Words could not begin describe the feeling of joy that moment gave me and then to look over and see my fiancé, Victor, open his results and see the same result, it was happiness x 1,000 to know that we both matched in the same city with at our #1 choices! We did it, we couples matched!!!

It’s a feeling of indescribable joy to know that this kid,who dreamt of being a doctor is whole life, is having his dreams come true!!! Truly I owe it all to my family, fiancé, and friends who have always been there for me, their unconditional love and support throughout this crazy journey of mine has given me the strength and determination to go after this dream of mine!

So what’s next, our happy asses are moving to Minneapolis, Minnesota where I’ll be a Family Medicine Resident at Hennepin County Medical Center and he will be a Pathology Resident at the University of Minnesota and we couldn’t be happier!!!

 

Waiting…

So it’ll be hard to play catch up with all that’s been going on since I last blogged but the main thing is that now I am waiting…

For what…well I’m waiting to find out if I will “match”! and No it’s not like match.com it’s what we medical students have to go through in our final year to secure an actual (paid) training position as a real “doctor” in our chosen specialty.
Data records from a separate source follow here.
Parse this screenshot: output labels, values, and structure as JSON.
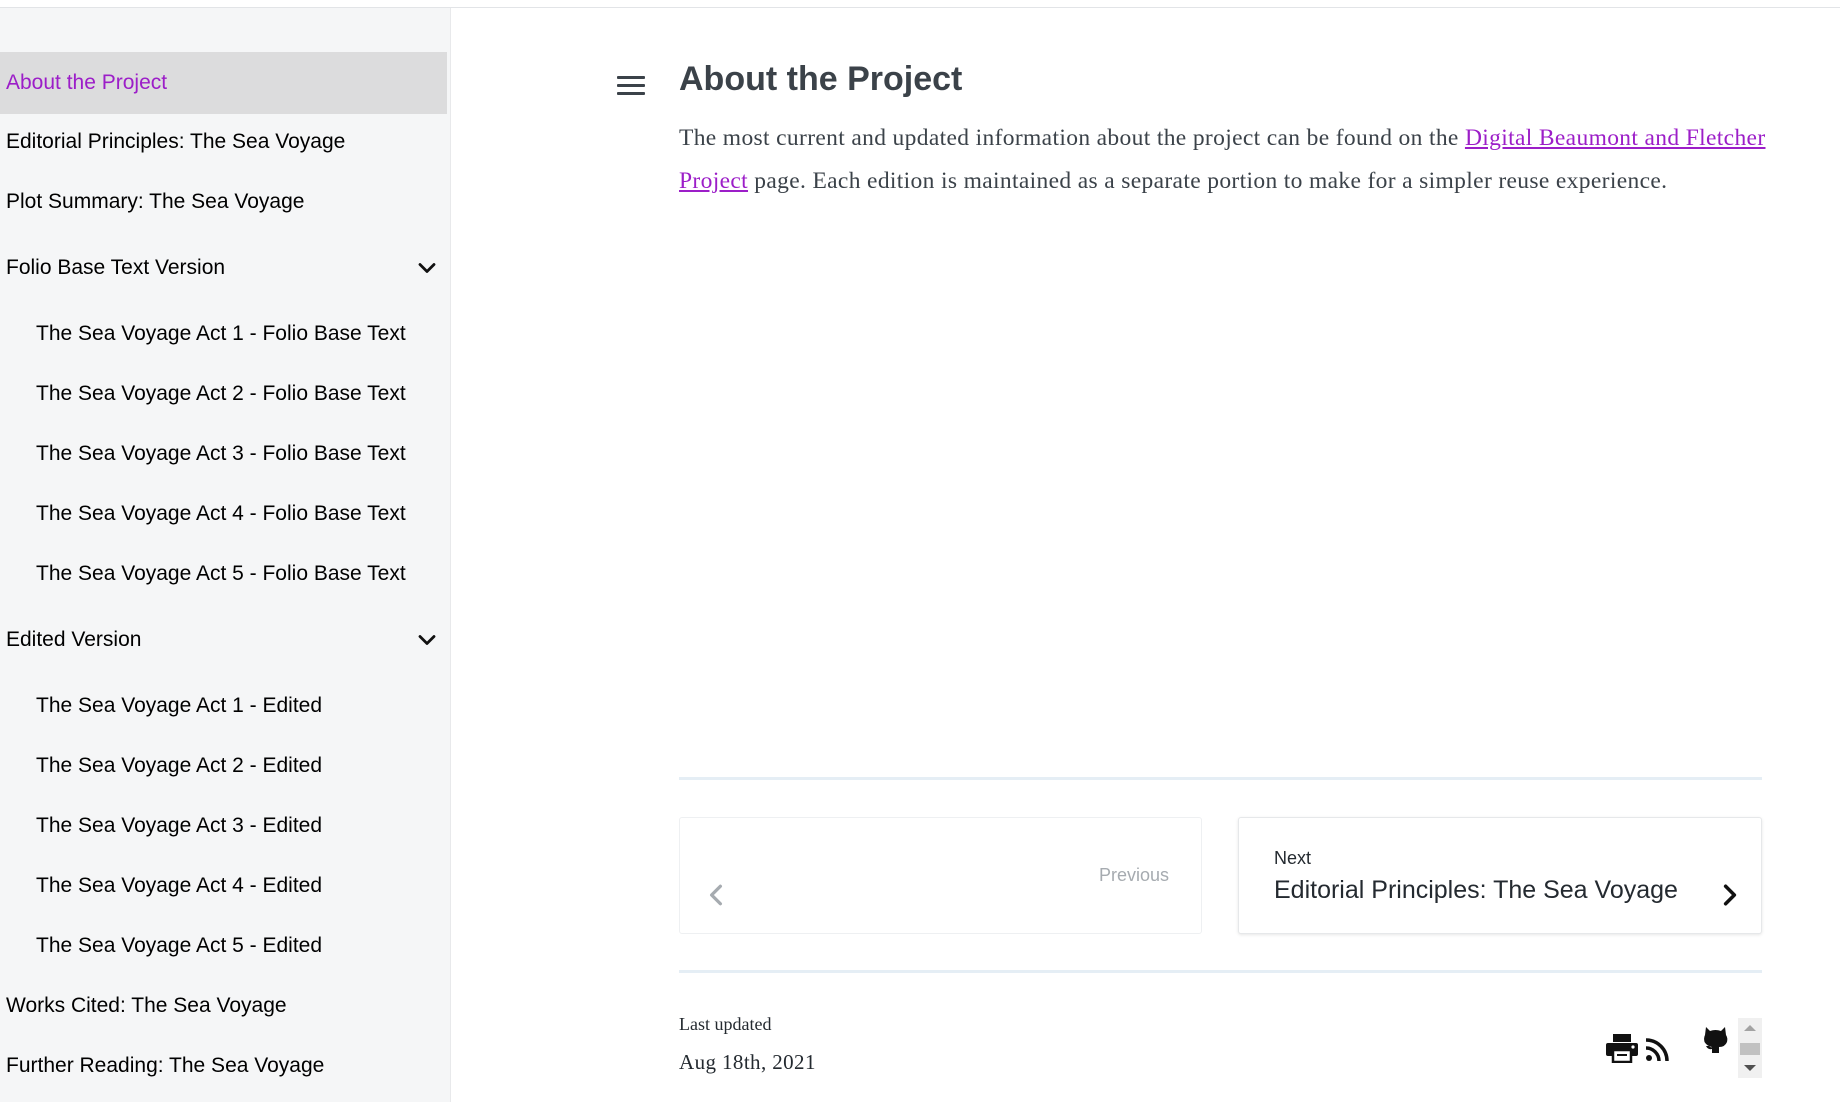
{
  "sidebar": {
    "items": [
      {
        "label": "About the Project",
        "active": true
      },
      {
        "label": "Editorial Principles: The Sea Voyage"
      },
      {
        "label": "Plot Summary: The Sea Voyage"
      },
      {
        "label": "Folio Base Text Version",
        "expandable": true,
        "expanded": true,
        "icon": "chevron-down-icon"
      },
      {
        "label": "The Sea Voyage Act 1 - Folio Base Text",
        "child": true
      },
      {
        "label": "The Sea Voyage Act 2 - Folio Base Text",
        "child": true
      },
      {
        "label": "The Sea Voyage Act 3 - Folio Base Text",
        "child": true
      },
      {
        "label": "The Sea Voyage Act 4 - Folio Base Text",
        "child": true
      },
      {
        "label": "The Sea Voyage Act 5 - Folio Base Text",
        "child": true
      },
      {
        "label": "Edited Version",
        "expandable": true,
        "expanded": true,
        "icon": "chevron-down-icon"
      },
      {
        "label": "The Sea Voyage Act 1 - Edited",
        "child": true
      },
      {
        "label": "The Sea Voyage Act 2 - Edited",
        "child": true
      },
      {
        "label": "The Sea Voyage Act 3 - Edited",
        "child": true
      },
      {
        "label": "The Sea Voyage Act 4 - Edited",
        "child": true
      },
      {
        "label": "The Sea Voyage Act 5 - Edited",
        "child": true
      },
      {
        "label": "Works Cited: The Sea Voyage"
      },
      {
        "label": "Further Reading: The Sea Voyage"
      }
    ]
  },
  "main": {
    "menu_icon": "hamburger-menu-icon",
    "title": "About the Project",
    "paragraph": {
      "before": "The most current and updated information about the project can be found on the ",
      "link": "Digital Beaumont and Fletcher Project",
      "after": " page. Each edition is maintained as a separate portion to make for a simpler reuse experience."
    }
  },
  "pagination": {
    "previous": {
      "label": "Previous",
      "icon": "chevron-left-icon"
    },
    "next": {
      "label": "Next",
      "title": "Editorial Principles: The Sea Voyage",
      "icon": "chevron-right-icon"
    }
  },
  "footer": {
    "last_updated_label": "Last updated",
    "last_updated_date": "Aug 18th, 2021",
    "icons": [
      "print-icon",
      "rss-icon",
      "github-icon"
    ]
  },
  "colors": {
    "accent": "#9c1ec8",
    "heading": "#3b4249",
    "sidebar_bg": "#f5f6f7",
    "active_bg": "#dcdcdd"
  }
}
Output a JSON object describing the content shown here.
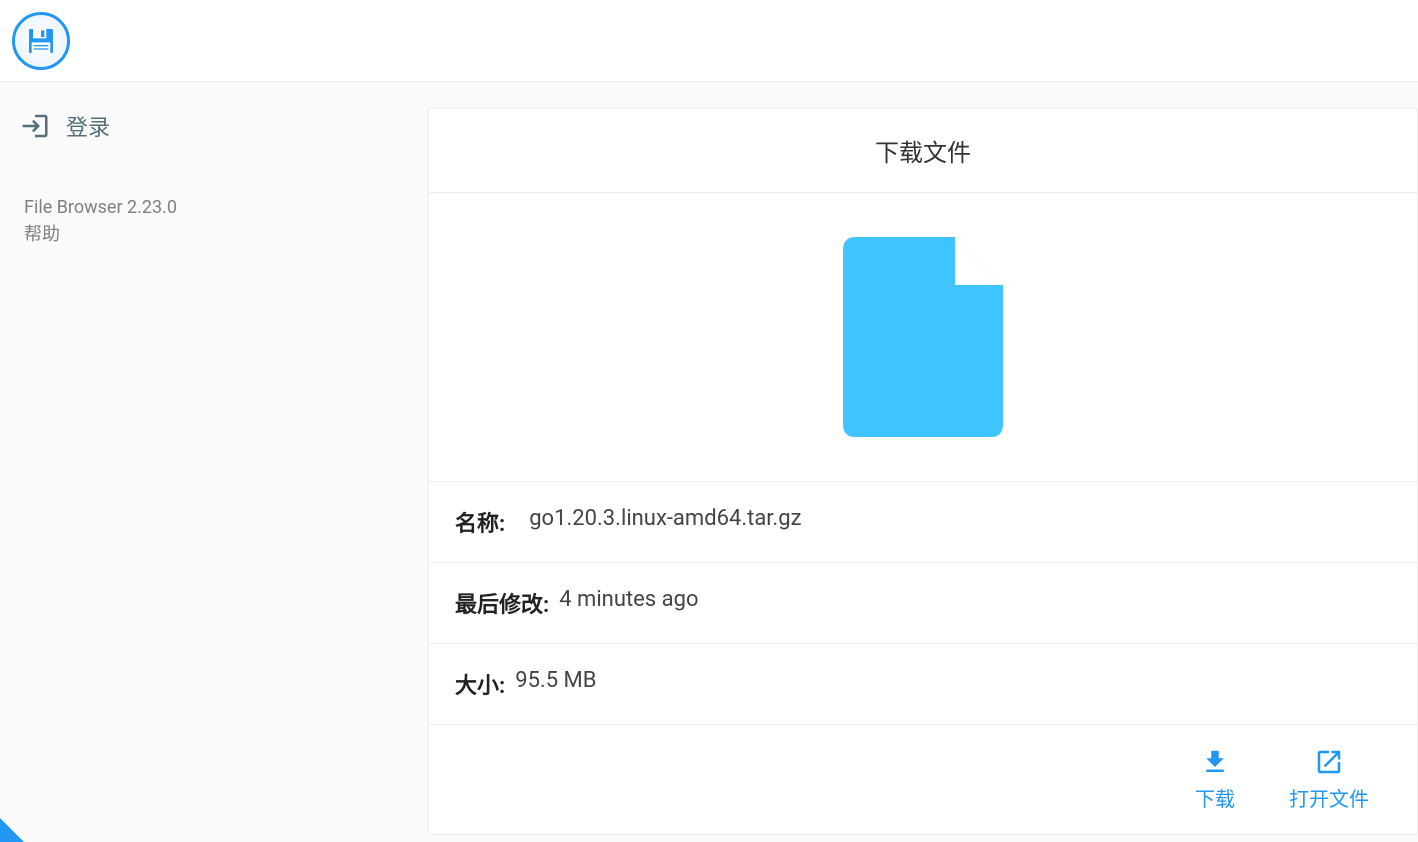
{
  "sidebar": {
    "login_label": "登录",
    "version": "File Browser 2.23.0",
    "help": "帮助"
  },
  "card": {
    "title": "下载文件",
    "name_label": "名称:",
    "name_value": "go1.20.3.linux-amd64.tar.gz",
    "modified_label": "最后修改:",
    "modified_value": "4 minutes ago",
    "size_label": "大小:",
    "size_value": "95.5 MB"
  },
  "actions": {
    "download_label": "下载",
    "open_label": "打开文件"
  }
}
It’s what 4 years of hard work and sacrifice culminate in. We apply to hospitals all over the US and travel to interviews and then when all is said and done we make a list, in order of preference, of the places we would like to train at. Sounds simple right? Well it’s not that simple because while we are making our lists, the hospitals themselves are making their own lists of candidates they want to train/hire as a resident physicians.

So then how do we know who goes where??? Glad you asked (even if you didn’t!)!! After both parties have made their lists, they get submitted to the NRMP which is the governing body responsible for coordinating “the Match”. The lists get read by a computer and analyzed using this super duper nobel prize winning algorithm that places a candidates top choice with a hospitals top choice and BAM like magic (more like math magic) you “match” somewhere and future as a physician is secured!

The matches can get more complicated if you’re matching a couple (like I am with my fiancé) or if you’re matching into an advanced specialty…but I won’t be getting into the details of that because it’s just confusing enough as it is and I think I’ve already confused my readers (and myself) already, lol.

So summing up…I’m waiting…waiting to find out if I “matched” somewhere…I’ll find out on March 17th, IF I matched and I won’t know WHERE I matched until March 21st…and don’t ask why they do it like that…they just do…and that again is more confusing to figure out…gotta love that everything in medicine can’t just be straightforward. Damn those doctors and their love making everything more complicated than it needs to be!!!

So yea until then I wait, my fiancé waits, my family waits, my friends wait…and my readers (if any) wait as well…hopefully for some super happy awesome amazing news and not some life shattering depressing news…so good vibes thoughts and feelings please!!!